It’s all about the sun lotion.
In Aftersun, the debut feature from writer-director Charlotte Wells, a divorced father (Paul Mescal) takes his 11-year-old daughter Sophie (Frankie Corio) on a holiday to a resort in Turkey, where we see sun lotion applied to skin multiple times: out of affectionate duty, on the father’s part, to Sophie’s back; then later, between a couple on a boat as a form of sensual flirtation, while Sophie curiously watches. Toward the end of the film, when the father reminds Sophie at the pool that she needs more lotion, she insists on doing it herself. So much has changed since they first arrived—for him, for her, for the world.
There is a time, probably somewhere around 11, when your kid no longer wants to hold your hand. It’s inevitable, understandable, and devastating. Aftersun captures the full weight of this experience. Sophie and her father continue to have a lively, rich relationship—the movie fairly quickly dispels any early concerns about abuse that viewers might have—but their dynamic shifts significantly over the course of the vacation, as Sophie learns a number of things about adulthood, including her father’s struggle to survive it.

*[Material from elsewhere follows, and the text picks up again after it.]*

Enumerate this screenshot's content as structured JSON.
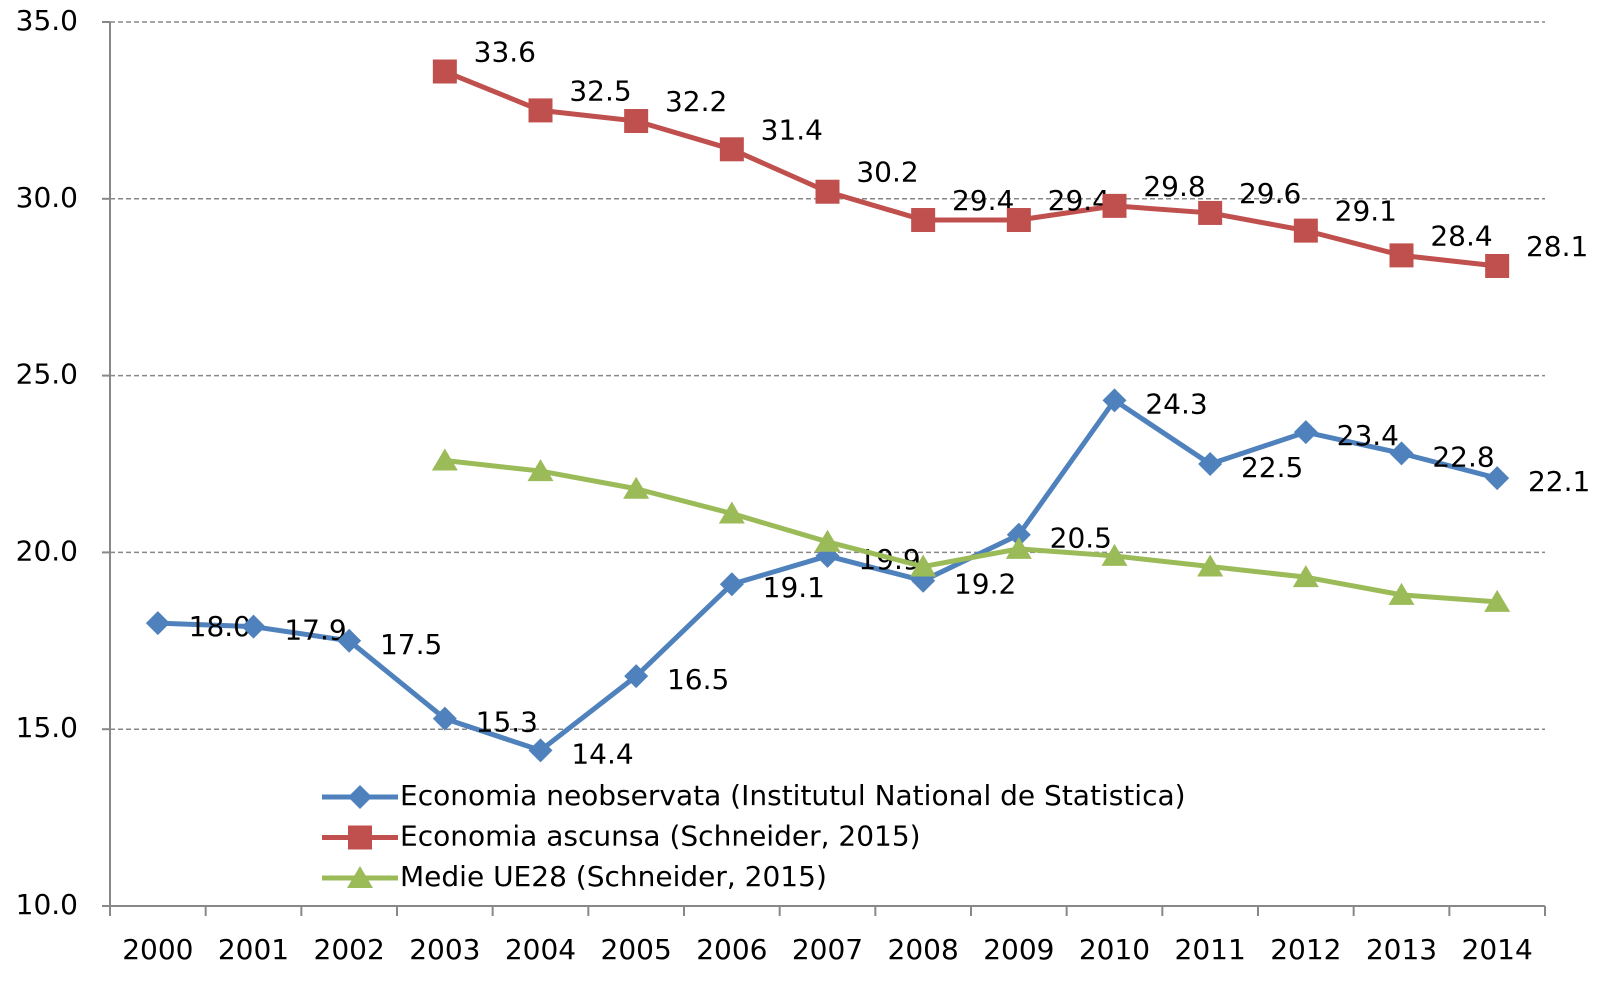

It’s clear from the opening scene that Aftersun is being told from the point of view of Sophie as an adult (Celia Rowlson-Hall), as she scours video footage from that trip, trying to fully understand what transpired. Wells and editor Blair McClendon incisively weave those home-movie snippets with straightforward, third-person scenes of the time in Turkey, as well as first-person moments from the young Sophie’s point of view (in which the camera often drifts away from the father’s face, as memories do). Then there are occasional, jarring flashes to the adult Sophie on a strobe-lit dance floor, a motif that will be crucial to the film’s shattering ending.
Mescal, also quite good in this year’s God’s Creatures, effortlessly shifts among the roles a father of an 11-year-old must play: caregiver, friend, mentor, rule enforcer. Corio, a novice, has the sort of unconscious ease that every good child performance needs, as well as a subtle self-awareness that is crucial to this particular role. And together, they’re a delight: teasing, caring, sparring—in increasingly momentous ways.
Aftersun succeeds on almost every count; it has a humble score by Oliver Coates that ebbs and flows like a wave, as well as a perceptive use of pop songs from the period (Blur’s “Tender,” R.E.M.’s “Losing My Religion”) that are tellingly distorted and slowed. Perhaps its most impressive achievement is the way the movie subtly, artfully, piercingly but never pointedly hints at the father’s troubled inner state. (At one point a bus violently cuts across the screen just after he crosses the street.) As more of the pieces of the puzzle are revealed, the movie never exploits them. Instead, they fall into place the way memories do. Indeed, the way the best movies do: as revelations that are nevertheless mysterious.